Scott Frost, probably: “To turn things around on the field, you need to turn things around on the recruiting trail. Our 2021 recruiting class is currently ranked 9th in the Big Ten and 35th in the nation. That’s not good enough.

“Since I arrived in December of 2017, my recruiting classes have always finished 4th in the B1G and between 17th and 23rd nationally. How bad is our current situation? If Ohio State’s lowest-rated position player, TE Sam Hart (.8804), was in my 2021 class he’d be the third-highest rated player. Damn, we’re in trouble.”

Zack Carpenter: Coach, I mean, how in the hell did Avante Dickerson get away? What happened to let him slip away from your guys’ fingers?

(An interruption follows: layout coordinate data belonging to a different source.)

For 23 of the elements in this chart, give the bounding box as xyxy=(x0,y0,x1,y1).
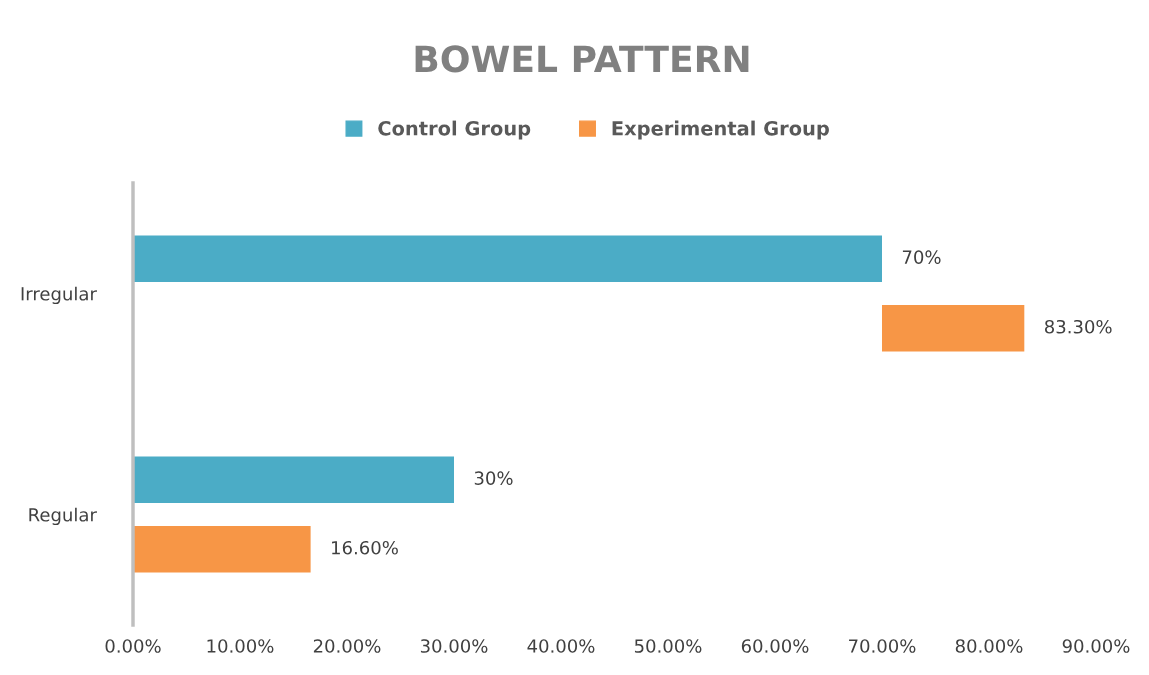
x-tick-label: 30.00% xyxy=(420,639,488,653)
x-tick-label: 90.00% xyxy=(1062,639,1130,653)
x-tick-label: 70.00% xyxy=(849,639,916,653)
legend-label: Experimental Group xyxy=(612,120,829,140)
bar xyxy=(133,526,311,573)
x-tick-label: 40.00% xyxy=(527,639,595,653)
x-tick-label: 20.00% xyxy=(313,639,381,653)
x-tick-label: 80.00% xyxy=(955,639,1023,653)
chart-title: BOWEL PATTERN xyxy=(415,45,749,73)
y-tick-label: Irregular xyxy=(21,286,97,305)
data-label: 83.30% xyxy=(1044,319,1112,334)
bar xyxy=(133,456,454,503)
x-tick-label: 0.00% xyxy=(105,639,161,653)
x-tick-label: 60.00% xyxy=(741,639,809,653)
x-tick-label: 10.00% xyxy=(207,639,274,653)
x-tick-label: 50.00% xyxy=(634,639,702,653)
y-tick-label: Regular xyxy=(29,507,97,526)
data-label: 70% xyxy=(902,250,941,264)
data-label: 16.60% xyxy=(332,540,398,555)
bar xyxy=(133,235,882,282)
bar xyxy=(882,305,1025,352)
data-label: 30% xyxy=(474,471,513,485)
legend-label: Control Group xyxy=(378,120,531,140)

Why it’s important: Apologies for what’s basically a re-run from my Minnesota question for PJ Fleck, but there’s no way at all that Frost and Co. should have let Dickerson get away. Dickerson is a borderline top-100 overall player and the No. 8 cornerback in the country. 

Outside of a pair of 2022 prospects (whose rankings will fluctuate over the next two years), Dickerson is the state of Nebraska’s fifth-highest-ranked prospect since 1999 and is the highest-ranked from the state since 2010. In the history of the state. And he had Nebraska in his top three. Minnesota wasn’t in his top three, and Frost let Fleck come in and scoop him. You’re not going to rebuild a program letting guys like that get away.